09/11/1872 –08/06/1958
Retired Colonel, Indian Army, served in Mesopotamia in WWI awarded D.S.O.
Relatives
Research:
Plot 1126: Colonel Arthur Lennard Barrett DSO (1872-1958)
Arthur Lennard was born 9th November 1872 in Bombay (Mumbai), India, the son of Arthur Barrett and Marianne (née Hinsley). He was baptised in St Thomas’s Cathedral, Bombay 21st January 1873. The unusual spelling Lennard reflects an old family name.
Arthur snr. was a Welshman whose father was organist at St David’s cathedral and he was in India as a teacher with the Bombay Educational Department. An article in the Lampeter Society Journal gives more information:
“Arthur was listed in The Bombay University Calendar for the year 1868–69 as an Examiner
in Latin and Greek. The next year he married Marianne Hinsley in Calaba, Bombay, and
the couple had two children, Arthur Leonard Barrett, born c. 1872, and Unwin Sankey
Barrett, born in 1874 at the Presidency of Bombay. Arthur Leonard went on to become
a soldier in the Hong Kong regiment and retired in 1924 after valiant service in the Afghan campaign in 1921. Unwin attended Cambridge University before going on to become Master of the Supreme Court of South Africa … By…1884–85, Arthur had been appointed a Fellow of the University of Bombay…A year later [he] was also an acting professor in the Deccan College, the third oldest educational institute in India, founded in 1821 by Governor Mountstuart Elphinstone as a postgraduate and research institution… As well as his university duties, Arthur also edited a version of The Traveller and the Deserted Village in 1888. Around 1896 Arthur retired and he and Marianne moved to the Cape of Good Hope, South Africa, where Unwin had been living since 1892. Arthur died in Queenstown on 26 July, 1898, at the age of 62.” [Lampeter Society Journal LXXIV Summer 2019]
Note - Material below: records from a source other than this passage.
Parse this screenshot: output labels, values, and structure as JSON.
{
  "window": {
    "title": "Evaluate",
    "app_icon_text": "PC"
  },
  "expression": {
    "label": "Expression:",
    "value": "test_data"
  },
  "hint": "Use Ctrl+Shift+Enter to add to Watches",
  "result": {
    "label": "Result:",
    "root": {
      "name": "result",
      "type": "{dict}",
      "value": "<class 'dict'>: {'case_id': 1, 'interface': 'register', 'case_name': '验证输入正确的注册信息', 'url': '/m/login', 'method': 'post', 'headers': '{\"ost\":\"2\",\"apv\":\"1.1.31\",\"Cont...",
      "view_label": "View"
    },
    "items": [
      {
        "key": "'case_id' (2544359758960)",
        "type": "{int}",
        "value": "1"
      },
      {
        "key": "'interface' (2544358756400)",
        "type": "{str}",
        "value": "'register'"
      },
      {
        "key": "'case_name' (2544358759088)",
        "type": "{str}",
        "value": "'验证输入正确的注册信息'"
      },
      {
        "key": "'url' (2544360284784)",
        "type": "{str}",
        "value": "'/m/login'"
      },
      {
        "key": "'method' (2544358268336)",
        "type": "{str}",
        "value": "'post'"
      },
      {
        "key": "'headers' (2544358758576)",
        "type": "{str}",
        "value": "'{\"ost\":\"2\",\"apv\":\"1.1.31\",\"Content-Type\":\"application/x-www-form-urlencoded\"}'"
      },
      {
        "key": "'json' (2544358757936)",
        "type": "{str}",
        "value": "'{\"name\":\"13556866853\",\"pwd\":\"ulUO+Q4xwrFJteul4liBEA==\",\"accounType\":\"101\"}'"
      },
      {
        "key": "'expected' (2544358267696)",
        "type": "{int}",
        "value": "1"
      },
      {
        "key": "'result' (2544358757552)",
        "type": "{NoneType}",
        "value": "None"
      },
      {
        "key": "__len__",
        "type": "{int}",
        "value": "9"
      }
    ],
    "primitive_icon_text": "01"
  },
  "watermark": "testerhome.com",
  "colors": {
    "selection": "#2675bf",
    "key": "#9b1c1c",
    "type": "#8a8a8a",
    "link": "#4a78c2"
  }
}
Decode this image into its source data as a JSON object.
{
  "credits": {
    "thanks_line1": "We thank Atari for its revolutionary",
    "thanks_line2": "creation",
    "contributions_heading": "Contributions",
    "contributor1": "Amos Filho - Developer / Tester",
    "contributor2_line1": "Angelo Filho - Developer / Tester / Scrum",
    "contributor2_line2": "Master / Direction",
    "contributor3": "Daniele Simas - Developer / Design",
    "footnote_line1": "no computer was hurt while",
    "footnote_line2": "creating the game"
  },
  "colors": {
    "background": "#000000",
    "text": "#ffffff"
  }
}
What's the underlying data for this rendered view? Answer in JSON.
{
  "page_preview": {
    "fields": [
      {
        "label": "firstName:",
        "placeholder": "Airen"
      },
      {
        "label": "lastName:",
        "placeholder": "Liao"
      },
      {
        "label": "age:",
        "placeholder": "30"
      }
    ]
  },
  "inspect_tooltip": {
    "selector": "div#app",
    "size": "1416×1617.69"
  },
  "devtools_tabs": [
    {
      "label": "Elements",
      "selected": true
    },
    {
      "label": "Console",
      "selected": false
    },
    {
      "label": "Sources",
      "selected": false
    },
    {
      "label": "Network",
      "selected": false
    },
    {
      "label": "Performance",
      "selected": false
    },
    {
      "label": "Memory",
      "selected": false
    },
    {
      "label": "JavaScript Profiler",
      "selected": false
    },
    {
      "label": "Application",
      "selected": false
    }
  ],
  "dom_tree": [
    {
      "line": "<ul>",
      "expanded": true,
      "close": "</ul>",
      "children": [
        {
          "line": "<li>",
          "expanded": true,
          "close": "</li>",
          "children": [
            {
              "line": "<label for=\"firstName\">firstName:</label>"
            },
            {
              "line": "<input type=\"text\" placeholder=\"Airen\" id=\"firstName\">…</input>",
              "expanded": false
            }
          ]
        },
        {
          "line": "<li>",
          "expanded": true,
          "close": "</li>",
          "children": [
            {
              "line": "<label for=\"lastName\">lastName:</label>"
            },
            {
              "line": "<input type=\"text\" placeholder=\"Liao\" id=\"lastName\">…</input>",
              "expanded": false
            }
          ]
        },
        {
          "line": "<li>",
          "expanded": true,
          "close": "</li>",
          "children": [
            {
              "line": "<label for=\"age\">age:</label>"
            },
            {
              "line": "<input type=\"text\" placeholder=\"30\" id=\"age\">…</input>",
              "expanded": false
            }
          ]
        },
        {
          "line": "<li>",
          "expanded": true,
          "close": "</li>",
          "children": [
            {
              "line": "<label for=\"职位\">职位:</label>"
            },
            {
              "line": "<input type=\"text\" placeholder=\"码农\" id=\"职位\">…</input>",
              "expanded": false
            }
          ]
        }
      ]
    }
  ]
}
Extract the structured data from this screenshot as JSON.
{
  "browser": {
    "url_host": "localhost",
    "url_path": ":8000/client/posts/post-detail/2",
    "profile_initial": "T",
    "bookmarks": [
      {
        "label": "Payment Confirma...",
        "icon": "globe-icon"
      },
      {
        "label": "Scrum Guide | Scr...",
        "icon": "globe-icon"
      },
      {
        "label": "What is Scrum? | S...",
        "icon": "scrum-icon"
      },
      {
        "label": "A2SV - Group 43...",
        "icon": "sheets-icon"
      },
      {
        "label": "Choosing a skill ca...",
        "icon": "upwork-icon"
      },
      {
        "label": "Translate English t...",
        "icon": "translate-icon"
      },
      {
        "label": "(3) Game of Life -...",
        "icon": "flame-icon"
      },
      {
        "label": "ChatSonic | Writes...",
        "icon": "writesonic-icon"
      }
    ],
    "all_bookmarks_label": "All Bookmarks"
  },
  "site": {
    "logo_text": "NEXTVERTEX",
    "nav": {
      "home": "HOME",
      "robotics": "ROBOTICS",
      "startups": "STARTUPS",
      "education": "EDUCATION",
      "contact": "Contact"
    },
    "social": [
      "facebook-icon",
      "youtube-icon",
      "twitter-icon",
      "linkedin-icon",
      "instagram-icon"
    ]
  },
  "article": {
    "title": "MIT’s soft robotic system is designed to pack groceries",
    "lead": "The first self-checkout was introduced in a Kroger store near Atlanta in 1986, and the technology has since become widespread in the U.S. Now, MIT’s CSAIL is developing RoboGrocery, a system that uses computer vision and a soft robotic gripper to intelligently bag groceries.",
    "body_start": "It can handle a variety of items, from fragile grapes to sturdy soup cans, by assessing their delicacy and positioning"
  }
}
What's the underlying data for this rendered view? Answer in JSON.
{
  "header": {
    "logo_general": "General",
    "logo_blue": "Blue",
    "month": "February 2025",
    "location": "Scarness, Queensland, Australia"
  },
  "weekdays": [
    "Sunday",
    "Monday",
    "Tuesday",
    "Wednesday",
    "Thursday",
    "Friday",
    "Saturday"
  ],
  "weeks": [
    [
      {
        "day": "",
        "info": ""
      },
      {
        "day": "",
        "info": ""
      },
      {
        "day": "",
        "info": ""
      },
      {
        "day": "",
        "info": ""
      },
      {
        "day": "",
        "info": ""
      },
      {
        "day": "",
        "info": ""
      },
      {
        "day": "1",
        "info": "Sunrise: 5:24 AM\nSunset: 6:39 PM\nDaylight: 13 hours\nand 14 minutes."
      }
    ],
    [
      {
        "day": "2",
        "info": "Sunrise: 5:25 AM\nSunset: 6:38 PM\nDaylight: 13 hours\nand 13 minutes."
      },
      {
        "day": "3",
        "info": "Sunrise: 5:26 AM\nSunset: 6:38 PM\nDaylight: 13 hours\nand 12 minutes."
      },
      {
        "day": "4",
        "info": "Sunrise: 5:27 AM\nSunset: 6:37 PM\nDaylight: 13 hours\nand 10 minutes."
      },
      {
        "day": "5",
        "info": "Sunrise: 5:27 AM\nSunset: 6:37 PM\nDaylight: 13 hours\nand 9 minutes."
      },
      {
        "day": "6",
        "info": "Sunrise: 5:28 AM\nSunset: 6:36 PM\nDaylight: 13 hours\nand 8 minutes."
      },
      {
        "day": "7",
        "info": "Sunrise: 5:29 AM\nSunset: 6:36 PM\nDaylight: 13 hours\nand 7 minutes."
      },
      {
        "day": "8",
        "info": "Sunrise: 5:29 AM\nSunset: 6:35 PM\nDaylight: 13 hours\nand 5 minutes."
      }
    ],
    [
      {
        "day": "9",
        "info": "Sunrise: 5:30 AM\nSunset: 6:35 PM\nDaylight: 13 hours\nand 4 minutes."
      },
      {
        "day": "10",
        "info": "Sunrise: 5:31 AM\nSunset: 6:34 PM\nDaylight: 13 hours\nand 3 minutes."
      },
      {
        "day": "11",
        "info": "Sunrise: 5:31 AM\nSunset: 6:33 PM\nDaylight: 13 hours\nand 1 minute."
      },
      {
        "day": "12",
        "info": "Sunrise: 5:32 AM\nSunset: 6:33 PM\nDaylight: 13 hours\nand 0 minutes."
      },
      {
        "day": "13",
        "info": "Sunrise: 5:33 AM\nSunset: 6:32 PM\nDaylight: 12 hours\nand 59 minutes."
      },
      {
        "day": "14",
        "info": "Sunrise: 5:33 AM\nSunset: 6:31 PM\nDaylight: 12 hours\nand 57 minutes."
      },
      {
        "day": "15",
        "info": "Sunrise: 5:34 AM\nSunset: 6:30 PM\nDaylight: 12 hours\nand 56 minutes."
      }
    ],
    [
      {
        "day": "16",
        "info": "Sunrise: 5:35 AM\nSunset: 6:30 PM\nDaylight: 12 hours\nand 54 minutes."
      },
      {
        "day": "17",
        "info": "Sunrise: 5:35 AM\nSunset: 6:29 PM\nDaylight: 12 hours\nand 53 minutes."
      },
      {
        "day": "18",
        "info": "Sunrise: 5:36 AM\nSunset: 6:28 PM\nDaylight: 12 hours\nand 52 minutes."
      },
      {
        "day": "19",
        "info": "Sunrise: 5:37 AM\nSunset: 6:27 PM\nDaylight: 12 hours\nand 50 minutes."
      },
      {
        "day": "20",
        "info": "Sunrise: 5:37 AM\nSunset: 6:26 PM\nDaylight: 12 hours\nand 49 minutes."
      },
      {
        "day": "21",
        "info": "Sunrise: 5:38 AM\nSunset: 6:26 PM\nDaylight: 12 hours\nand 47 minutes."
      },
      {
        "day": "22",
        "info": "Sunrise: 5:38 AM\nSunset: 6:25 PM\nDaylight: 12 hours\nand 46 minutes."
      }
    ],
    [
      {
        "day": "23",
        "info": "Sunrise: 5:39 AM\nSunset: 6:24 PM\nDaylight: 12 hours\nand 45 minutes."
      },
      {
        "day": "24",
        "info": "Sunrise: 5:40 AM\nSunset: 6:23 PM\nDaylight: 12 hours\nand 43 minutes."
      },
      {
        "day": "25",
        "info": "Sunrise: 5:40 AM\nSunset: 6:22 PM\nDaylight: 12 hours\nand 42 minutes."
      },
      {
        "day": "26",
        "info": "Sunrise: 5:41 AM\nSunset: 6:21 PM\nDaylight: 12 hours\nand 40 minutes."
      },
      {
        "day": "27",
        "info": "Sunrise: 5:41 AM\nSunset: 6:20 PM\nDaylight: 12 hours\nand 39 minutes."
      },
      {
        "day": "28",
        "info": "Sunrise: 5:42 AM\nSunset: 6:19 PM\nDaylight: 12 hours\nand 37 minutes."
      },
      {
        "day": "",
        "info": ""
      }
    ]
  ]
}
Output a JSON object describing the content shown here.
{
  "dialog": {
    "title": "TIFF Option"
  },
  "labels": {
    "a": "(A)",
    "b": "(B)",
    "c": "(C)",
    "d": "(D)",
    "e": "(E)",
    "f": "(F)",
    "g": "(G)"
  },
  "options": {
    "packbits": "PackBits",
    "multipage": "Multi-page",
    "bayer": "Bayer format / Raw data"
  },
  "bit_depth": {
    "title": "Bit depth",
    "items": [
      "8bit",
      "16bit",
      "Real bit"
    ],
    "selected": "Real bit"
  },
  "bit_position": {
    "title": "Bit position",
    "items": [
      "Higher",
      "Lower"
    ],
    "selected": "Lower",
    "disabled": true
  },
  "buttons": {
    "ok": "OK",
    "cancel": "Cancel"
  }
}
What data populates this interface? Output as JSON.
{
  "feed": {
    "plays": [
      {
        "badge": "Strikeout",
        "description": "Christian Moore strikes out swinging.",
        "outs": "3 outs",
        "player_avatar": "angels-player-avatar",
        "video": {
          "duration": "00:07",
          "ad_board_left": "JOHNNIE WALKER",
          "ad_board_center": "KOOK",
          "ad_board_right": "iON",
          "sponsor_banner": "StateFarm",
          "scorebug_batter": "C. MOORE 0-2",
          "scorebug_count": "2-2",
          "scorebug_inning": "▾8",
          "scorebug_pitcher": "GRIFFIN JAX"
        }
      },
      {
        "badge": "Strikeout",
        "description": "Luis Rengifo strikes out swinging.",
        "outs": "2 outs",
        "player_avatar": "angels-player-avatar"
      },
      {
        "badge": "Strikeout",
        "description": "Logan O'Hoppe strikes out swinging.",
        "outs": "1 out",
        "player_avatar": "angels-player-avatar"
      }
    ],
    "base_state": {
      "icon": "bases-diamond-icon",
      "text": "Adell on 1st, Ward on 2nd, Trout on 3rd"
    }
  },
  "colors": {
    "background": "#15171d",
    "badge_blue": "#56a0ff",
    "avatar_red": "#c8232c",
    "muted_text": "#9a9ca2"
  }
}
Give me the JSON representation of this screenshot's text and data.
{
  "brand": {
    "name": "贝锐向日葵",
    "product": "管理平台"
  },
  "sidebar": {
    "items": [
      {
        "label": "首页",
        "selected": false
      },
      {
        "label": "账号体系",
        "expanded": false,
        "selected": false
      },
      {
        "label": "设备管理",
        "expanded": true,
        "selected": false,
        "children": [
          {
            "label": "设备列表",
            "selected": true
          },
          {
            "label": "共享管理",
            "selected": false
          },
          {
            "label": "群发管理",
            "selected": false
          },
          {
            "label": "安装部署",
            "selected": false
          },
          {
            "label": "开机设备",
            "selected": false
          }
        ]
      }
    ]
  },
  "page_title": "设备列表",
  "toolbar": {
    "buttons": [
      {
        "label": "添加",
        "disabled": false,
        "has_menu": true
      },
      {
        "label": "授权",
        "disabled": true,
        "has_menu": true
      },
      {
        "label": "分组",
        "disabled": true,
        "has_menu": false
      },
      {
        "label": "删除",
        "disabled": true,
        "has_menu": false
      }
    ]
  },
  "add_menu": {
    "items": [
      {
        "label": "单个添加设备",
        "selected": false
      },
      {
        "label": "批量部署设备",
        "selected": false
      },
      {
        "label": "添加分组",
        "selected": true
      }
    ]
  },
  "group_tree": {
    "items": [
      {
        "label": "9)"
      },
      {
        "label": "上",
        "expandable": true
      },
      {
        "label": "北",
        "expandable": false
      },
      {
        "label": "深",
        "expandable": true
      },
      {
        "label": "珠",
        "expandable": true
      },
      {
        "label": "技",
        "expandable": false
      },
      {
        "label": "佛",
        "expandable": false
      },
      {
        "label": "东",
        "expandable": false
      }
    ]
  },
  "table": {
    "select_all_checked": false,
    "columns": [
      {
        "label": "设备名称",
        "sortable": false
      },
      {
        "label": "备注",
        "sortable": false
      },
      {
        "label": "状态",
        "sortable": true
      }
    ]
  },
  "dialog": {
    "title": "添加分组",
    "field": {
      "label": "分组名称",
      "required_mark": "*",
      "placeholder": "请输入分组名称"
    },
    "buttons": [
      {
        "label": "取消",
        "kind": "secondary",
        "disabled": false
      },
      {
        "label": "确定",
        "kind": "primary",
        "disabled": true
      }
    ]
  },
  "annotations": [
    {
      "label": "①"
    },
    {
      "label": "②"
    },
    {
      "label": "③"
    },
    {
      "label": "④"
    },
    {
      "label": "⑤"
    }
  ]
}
Arthur Lennard returned to England and was educated from 9th November 1872 until 1889 at Bedford Grammar School, as was his younger brother.
By 1891 Arthur Lennard, then aged eighteen, was living as a boarder in the house of a clergyman in Hornsey and described as “scholar”.
He may have been cramming for university, but in the event decided on a military career
and the Army List gives his appointment as 2nd Lieutenant on 30th August 1893. He joined the Indian Army in 1895 as a Lieutenant and transferred to the Hong Kong Regiment between March 1897 and April 1902 before returning to the Indian Army where he was promoted to Captain that August.
In 1903 Arthur married Janet Jamieson Somerville in India. Janet, aged thirty three, was born in Scotland and was a medically trained nurse who may have gone out to India in that capacity.
In 1908 at the age of thirty six he is listed in the 126th Baluchistan Infantry [Hart’s Army List]. He reached the rank of Major in 1911.
In 1917 Arthur commanded the 49th Bengali Infantry Regiment in Mesopotamia and subsequently the 2/33rd Punjabis, with the rank of Lieutenant-Colonel.
[Confusingly there is another Arthur Lennard Barret serving in the Army during the 1st World War who was killed in 1917. There is no connection.]
The London Gazette for 3rd August 1920 records the award of the Distinguished Service Order. Arthur retired 9th November 1924.
There is little evidence for the couple’s movements between 1924 and 1939, although they may have lived in India for some years.
The 1939 Register, shows Arthur Lennard and Janet, both aged sixty seven, living at “Grays”, North Road, Berkhamsted. He gives his occupation as “Colonel, Indian Army, Retired.”
Janet died in 1943 and Arthur Lennard moved to Meyrick House, Trinity Crescent, Folkestone, at some point after that. He died at a private clinic in the town 8th June 1958 aged eighty six and was brought back to Berkhamsted to lie alongside his wife.